There was the great blizzard of 1899, trains chugged over the snowy Brooklyn Bridge a decade before that, and even more snow buried New York City streets and structures around the turn of the 19th century. Back then, there was no warning when a blizzard was on the way, so the city would have to scramble to deal with clean-up.

Snow removal was a daunting task at the time, without the more sophisticated equipment that we have today, removing snow meant shovels and carriages. They were still testing out methods of removal, and it wasn't always quick and efficient—in 1898, in a letter to the editor of the NY Times about "the snow removal problem," the reader noted: "Whether the tardiness in removing the snow from the city's streets is due to the lack of executive ability of the Street Cleaning Department or to the inefficiency of the force and the materials at that department's command, is an open question."

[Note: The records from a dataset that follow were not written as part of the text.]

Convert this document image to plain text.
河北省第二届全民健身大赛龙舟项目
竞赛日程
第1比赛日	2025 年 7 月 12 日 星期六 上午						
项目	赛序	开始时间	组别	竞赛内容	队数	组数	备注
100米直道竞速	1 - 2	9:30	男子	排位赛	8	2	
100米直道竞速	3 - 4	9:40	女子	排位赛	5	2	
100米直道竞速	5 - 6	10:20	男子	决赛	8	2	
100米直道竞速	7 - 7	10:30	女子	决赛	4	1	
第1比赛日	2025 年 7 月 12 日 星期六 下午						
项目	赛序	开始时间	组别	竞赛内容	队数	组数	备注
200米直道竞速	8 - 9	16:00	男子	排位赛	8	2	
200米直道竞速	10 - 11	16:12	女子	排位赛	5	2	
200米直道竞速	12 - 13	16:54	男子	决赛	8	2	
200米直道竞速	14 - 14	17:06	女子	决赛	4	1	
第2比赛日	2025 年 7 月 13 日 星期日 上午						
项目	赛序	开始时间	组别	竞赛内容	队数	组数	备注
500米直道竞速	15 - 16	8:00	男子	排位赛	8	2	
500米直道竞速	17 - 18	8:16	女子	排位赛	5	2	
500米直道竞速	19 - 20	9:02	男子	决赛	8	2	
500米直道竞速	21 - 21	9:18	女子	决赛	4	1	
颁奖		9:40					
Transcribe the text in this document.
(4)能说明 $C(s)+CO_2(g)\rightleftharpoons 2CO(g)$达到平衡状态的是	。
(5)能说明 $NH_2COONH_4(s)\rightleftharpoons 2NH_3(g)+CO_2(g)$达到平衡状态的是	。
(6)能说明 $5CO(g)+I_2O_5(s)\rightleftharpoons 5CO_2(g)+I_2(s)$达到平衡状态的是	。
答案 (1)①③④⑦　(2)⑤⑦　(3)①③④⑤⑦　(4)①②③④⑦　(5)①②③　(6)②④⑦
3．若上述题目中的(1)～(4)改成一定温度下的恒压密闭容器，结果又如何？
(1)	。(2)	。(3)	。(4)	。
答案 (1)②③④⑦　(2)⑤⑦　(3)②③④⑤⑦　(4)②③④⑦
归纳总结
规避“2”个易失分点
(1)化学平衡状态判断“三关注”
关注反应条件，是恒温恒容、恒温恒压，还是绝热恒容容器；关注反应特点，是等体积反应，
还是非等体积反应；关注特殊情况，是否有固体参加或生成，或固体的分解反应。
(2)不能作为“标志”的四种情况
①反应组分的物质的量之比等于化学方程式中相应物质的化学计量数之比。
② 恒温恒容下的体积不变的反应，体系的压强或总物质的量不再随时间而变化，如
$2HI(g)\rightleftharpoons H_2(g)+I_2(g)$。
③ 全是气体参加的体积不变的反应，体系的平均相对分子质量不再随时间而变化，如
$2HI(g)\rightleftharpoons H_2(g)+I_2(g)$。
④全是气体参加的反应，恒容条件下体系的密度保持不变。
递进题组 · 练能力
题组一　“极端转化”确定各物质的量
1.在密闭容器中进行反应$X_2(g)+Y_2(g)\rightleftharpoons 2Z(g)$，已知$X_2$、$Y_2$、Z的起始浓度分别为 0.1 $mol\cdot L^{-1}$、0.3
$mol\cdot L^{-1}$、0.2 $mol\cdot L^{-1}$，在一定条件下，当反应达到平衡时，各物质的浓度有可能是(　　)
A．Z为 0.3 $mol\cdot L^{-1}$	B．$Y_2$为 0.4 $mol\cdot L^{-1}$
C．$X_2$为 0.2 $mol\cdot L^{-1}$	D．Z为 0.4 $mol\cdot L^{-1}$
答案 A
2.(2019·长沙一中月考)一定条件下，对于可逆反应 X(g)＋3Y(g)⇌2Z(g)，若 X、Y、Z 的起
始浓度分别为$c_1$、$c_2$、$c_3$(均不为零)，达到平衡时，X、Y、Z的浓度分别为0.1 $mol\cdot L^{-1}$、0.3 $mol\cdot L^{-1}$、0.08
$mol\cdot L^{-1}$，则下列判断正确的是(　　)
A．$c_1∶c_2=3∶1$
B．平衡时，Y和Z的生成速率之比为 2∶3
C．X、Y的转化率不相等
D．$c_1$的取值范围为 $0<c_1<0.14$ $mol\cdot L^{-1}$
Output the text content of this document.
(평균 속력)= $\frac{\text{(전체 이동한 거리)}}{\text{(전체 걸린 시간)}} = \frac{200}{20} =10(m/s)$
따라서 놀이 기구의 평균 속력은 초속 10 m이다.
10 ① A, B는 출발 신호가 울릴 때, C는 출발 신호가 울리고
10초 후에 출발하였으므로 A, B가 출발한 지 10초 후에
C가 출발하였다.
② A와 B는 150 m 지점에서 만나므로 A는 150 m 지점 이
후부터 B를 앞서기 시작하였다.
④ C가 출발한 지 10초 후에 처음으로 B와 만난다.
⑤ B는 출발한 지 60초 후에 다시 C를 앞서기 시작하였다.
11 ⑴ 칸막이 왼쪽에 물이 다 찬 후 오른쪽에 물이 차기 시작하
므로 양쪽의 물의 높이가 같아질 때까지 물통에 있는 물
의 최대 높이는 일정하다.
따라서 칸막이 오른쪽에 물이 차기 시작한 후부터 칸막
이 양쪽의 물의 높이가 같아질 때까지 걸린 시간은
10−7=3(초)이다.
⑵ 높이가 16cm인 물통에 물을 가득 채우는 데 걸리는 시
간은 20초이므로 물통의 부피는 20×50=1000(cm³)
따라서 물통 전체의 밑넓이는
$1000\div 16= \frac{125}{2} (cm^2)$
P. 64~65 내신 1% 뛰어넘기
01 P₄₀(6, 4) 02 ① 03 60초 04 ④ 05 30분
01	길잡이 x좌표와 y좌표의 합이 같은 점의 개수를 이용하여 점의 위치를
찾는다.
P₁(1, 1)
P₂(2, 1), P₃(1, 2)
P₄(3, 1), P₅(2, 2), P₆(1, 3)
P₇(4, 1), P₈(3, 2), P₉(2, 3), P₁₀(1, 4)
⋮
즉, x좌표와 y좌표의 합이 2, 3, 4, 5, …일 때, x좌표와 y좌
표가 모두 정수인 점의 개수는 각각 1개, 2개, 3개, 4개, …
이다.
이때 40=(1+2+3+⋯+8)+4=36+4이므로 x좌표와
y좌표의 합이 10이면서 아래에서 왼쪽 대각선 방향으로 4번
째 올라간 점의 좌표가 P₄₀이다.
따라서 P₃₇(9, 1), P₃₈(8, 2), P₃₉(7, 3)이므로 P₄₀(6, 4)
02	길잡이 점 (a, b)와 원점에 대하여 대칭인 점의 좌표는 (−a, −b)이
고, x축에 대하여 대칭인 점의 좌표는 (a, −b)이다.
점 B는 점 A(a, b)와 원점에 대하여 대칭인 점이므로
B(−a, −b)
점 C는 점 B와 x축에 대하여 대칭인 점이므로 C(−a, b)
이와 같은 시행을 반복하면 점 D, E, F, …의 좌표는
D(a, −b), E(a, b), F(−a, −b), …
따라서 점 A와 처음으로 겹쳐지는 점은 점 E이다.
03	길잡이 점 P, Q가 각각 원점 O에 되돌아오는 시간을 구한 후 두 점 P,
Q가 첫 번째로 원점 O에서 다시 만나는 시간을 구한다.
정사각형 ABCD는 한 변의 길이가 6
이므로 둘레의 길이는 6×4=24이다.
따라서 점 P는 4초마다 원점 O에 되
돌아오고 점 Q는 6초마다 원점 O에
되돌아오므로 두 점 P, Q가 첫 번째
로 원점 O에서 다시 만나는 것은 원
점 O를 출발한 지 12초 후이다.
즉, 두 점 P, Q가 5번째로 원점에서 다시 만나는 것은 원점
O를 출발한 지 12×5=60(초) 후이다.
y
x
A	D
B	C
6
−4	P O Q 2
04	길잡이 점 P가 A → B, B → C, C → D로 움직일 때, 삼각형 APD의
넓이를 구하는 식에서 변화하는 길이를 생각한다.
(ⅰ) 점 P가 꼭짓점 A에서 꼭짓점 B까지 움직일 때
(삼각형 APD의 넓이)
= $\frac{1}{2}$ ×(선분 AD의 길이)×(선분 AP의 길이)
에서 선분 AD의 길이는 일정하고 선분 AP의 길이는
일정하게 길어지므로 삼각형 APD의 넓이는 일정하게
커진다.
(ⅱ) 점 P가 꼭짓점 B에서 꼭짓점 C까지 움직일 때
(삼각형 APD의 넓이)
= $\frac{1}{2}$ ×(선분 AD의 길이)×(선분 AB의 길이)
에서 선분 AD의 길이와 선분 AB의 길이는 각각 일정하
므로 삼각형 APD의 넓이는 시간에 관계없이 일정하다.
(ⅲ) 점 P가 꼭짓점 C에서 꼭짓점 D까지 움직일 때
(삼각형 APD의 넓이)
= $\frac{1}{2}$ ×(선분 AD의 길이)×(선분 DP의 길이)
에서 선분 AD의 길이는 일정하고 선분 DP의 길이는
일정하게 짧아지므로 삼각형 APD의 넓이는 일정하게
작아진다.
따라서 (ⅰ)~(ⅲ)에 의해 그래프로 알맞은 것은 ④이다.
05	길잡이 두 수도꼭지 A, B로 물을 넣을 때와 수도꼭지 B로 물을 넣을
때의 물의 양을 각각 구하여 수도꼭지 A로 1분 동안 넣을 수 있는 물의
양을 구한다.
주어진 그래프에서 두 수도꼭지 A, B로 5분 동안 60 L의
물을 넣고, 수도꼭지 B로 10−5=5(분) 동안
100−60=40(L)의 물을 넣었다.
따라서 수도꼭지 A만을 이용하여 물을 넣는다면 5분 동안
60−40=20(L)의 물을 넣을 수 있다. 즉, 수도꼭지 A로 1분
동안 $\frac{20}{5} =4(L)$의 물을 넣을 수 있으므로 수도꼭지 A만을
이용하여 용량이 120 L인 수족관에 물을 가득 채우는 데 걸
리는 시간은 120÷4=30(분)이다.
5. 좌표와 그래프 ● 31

For the most part, you would see masses of snow shovelers out on the street (in this NY Times article from 1905, one is noted to have "fainted from exhaustion"), who would load snow into horse-drawn carriages. From there, the snow would be dumped in the East River (which is not allowed anymore).

By 1902, the Times reported that the Department of Street Cleaning had 2,500 "of its own men and 1,500 hired helpers, [who] undertook the problem of removing from the city streets of snow and ice which had accumulated." Too bad they didn't have flamethrowers, but a decade or so later they did get some motorized plows.